Cheung, M.-H.-Y., Ng, K. K. Y., Zumalacarregui, M., & Berti, E. (in preparation). Probing minihalo lenses with diffracted gravitational waves.


引用: https://hdl.handle.net/21.11116/0000-000F-289F-2
要旨
When gravitational waves pass near a gravitating object, they are deflected,
or lensed. If the object is massive, such that the wavelength of the waves is
small compared to its gravitational size, lensed gravitational wave events can
be identified when multiple signals are detected at different times. However,
when the wavelength is long, wave-optics diffraction effects will be important,
and a lensed event can be identified by looking for frequency-dependent
modulations to the gravitational waveform, without having to associate multiple
signals. For current ground-based gravitational wave detectors observing
stellar-mass binary compact object mergers, wave-optics effects are important
for lenses with masses $\lesssim 1000 M_{\odot}$. Therefore, minihalos below
this mass range could potentially be identified by lensing diffraction. The
challenge with analyzing these events is that the frequency-dependent lensing
modulation, or the amplification factor, is prohibitively expensive to compute
for Bayesian parameter inference. In this work, we use a novel time-domain
method to construct interpolators of the amplification factor for the
Navarro-Frenk-White (NFW), generalized singular isothermal sphere (gSIS) and
cored isothermal sphere (CIS) lens models.
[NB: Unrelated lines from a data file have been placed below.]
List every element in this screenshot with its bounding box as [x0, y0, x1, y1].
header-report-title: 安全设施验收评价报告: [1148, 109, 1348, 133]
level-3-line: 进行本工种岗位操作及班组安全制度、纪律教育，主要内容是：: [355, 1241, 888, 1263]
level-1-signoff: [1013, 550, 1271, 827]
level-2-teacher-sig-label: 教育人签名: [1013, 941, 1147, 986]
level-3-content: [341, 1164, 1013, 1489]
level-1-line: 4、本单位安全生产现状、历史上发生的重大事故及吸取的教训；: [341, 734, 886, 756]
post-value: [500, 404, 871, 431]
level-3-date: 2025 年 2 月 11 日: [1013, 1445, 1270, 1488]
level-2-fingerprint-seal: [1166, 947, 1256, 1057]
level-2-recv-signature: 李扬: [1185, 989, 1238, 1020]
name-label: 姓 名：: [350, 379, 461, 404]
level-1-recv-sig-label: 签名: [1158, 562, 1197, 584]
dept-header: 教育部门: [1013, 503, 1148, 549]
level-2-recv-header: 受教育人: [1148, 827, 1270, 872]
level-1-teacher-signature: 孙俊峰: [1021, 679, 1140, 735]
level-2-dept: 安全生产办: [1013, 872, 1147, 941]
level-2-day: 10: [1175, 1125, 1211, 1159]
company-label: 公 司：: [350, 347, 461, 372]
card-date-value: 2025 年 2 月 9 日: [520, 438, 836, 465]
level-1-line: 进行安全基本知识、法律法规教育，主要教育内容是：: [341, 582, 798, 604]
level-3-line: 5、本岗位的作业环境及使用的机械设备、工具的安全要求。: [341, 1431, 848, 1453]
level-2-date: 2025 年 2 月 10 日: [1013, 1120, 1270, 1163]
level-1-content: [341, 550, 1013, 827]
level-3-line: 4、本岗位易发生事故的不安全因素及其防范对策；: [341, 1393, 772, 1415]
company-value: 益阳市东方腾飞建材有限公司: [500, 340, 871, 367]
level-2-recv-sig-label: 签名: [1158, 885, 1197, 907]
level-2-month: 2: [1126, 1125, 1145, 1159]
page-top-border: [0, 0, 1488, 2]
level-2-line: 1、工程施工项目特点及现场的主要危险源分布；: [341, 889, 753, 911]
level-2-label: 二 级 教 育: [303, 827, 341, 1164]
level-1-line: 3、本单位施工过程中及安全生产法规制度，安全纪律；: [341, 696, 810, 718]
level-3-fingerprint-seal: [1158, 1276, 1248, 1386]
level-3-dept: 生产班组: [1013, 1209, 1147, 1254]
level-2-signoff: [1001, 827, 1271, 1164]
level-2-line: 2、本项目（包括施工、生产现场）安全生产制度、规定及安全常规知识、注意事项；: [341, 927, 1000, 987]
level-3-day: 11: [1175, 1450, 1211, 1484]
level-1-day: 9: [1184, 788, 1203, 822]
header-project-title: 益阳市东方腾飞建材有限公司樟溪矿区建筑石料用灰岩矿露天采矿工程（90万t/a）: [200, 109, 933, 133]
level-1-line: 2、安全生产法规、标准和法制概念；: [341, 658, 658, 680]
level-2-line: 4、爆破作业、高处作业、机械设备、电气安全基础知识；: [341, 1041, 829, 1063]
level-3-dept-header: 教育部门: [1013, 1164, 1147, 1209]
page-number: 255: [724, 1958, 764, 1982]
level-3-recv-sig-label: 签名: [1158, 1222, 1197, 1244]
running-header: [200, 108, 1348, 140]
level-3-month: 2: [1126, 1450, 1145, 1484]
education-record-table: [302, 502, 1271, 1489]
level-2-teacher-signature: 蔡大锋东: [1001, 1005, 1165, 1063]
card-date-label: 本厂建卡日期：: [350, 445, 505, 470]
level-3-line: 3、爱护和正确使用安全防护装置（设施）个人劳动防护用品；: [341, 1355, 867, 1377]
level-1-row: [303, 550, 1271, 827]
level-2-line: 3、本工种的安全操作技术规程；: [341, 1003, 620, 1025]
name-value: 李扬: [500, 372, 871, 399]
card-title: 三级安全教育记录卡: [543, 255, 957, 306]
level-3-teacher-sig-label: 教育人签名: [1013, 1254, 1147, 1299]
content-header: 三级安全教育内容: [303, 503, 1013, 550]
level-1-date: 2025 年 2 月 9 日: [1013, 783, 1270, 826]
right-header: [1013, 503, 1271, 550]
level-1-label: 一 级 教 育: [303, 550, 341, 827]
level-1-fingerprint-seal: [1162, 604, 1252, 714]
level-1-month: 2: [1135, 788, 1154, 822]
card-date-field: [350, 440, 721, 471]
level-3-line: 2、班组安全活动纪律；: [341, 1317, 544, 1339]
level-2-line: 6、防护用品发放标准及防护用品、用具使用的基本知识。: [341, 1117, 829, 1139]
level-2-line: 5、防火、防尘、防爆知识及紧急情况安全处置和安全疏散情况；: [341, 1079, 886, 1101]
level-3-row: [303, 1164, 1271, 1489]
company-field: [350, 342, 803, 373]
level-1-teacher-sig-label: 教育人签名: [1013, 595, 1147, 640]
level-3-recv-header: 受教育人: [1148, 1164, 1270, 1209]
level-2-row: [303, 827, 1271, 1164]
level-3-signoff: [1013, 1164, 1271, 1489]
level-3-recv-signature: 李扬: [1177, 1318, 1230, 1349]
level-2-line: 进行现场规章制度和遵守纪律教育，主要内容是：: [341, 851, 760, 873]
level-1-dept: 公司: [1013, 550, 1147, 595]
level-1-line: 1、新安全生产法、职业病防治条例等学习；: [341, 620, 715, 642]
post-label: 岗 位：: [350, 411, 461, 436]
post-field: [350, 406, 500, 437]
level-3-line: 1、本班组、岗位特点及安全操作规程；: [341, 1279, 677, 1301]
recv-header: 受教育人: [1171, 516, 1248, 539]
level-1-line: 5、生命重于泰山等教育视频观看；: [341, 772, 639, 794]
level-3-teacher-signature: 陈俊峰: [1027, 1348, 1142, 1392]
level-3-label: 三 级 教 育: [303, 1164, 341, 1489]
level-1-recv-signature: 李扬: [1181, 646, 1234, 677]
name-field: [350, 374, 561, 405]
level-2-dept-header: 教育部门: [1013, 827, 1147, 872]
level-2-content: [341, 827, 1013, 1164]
Using these interpolators, we
perform Bayesian inference on gravitational-wave signals lensed by minihalos
injected in mock detector noise, assuming current sensitivity of ground-based
detectors. We find that we could potentially identify an event when it is
lensed by minihalos and extract the values of all lens parameters in addition
to the parameters of the GW source. All of the methods are implemented in
Glworia, the accompanying open-source Python package, and can be generalized to
study lensed signals detected by current and next-generation detectors.